The millions of inadmissible migrants the previous administration released into the country will be another priority. Homan’s message to them is, “start packing, because you’re going home.”   

Trump will terminate the “parole” programs used to allow hundreds of thousands of migrants to enter and work in the U.S., which will make the participants vulnerable to removal. When their parole status is terminated, they will revert back to the status they had when parole was granted, which generally was that of aliens seeking admission to the U.S.   

Moreover, the time limit on asylum applications will make them ineligible for asylum if they didn’t apply within a year of arriving in the U.S. — unless they can establish changed circumstances that materially affect asylum eligibility or show that the delay in filing an application was due to extraordinary circumstances.

Homan will launch a major initiative to locate the unaccompanied immigrant children that ICE had lost track of. Enforcement of this will include worksite raids. “Where do we find most victims of sex-trafficking and forced labor trafficking?” he asks. “At work sites.” 

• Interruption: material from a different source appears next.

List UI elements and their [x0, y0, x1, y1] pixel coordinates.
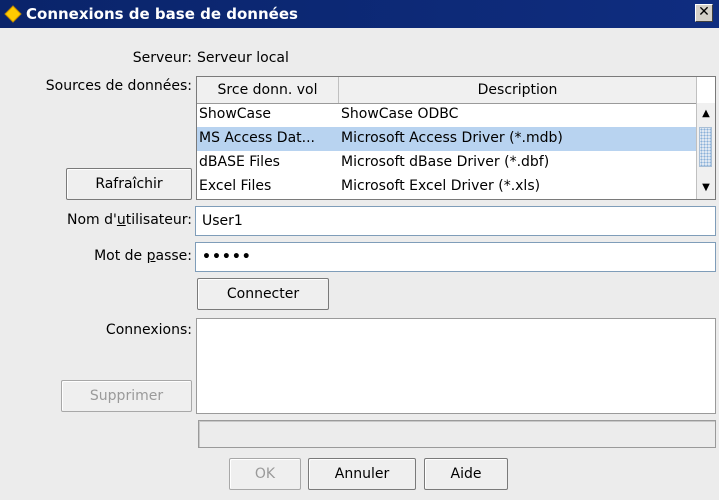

In an Aug. 19, 2024, report, the Homeland Security inspector general said that ICE had transferred 448,000 unaccompanied immigrant children to the Department of Health and Human Services between fiscal 2019 and 2023, and “ICE was not able to account for the location of all [unaccompanied children] who were released by HHS and did not appear as scheduled in immigration court.”

The inspector general concluded that, “ICE must take immediate action to ensure the safety of [unaccompanied children] residing in the United States.”  

Trump has also promised that millions of undocumented immigrants will be removed from the country during his presidency, and Homan will implement that promise. He intends to run the biggest deportation force this country has ever seen.

But Homan also has said that his deportation efforts will be targeted. “It’s not going to be a mass sweep of neighborhoods. It’s not going to be building concentration camps.” According to Homan, the scale of the deportations will depend on the availability of officers to carry it out and detention space. “It all depends on what the budget is,” he said. 

He will use the Alien Enemies Act of 1798 to conduct mass deportations of immigrant criminals and gang members, since it permits deportations without individualized notice or a hearing.

The president can invoke this authority with a proclamation “[w]henever there is a declared war between the United States and any foreign nation or government, or any invasion or predatory incursion is perpetrated, attempted, or threatened against the territory of the United States by any foreign nation or government.”  

Katherine Yon Ebright from the Brennan Center for Justice says, “There is no plausible basis for saying that migration or narcotics trafficking constitutes an invasion or predatory incursion.” But the political question doctrine might prevent the courts from reviewing a president’s finding that the illegal crossings along the southern border constitute an invasion. This doctrine provides that some issues are so politically charged that federal courts should not adjudicate them. 

Trump has claimed that the attempt by millions of inadmissible migrants to enter the United States illegally is the “greatest invasion in history,” and Texas Gov. Greg Abbott has declared an invasion at the southern border to justify his own border enforcement activities. 

If this approach fails, Homan will have to resort to removal proceedings before immigration judges. Homan’s enforcement efforts will be opposed. For instance, the ACLU has prepared a roadmap for stopping them. It sued Trump’s administration more than 400 times during his first term in office.   

Nevertheless, Trump has a constitutional duty to “take care” that his administration faithfully executes the laws that Congress has passed, and his decision to make Homan the border czar shows that he is serious about doing it.

Nolan Rappaport was detailed to the House Judiciary Committee as an Executive Branch Immigration Law Expert for three years. He subsequently served as an immigration counsel for the Subcommittee on Immigration, Border Security and Claims for four years. Prior to working on the Judiciary Committee, he wrote decisions for the Board of Immigration Appeals for 20 years.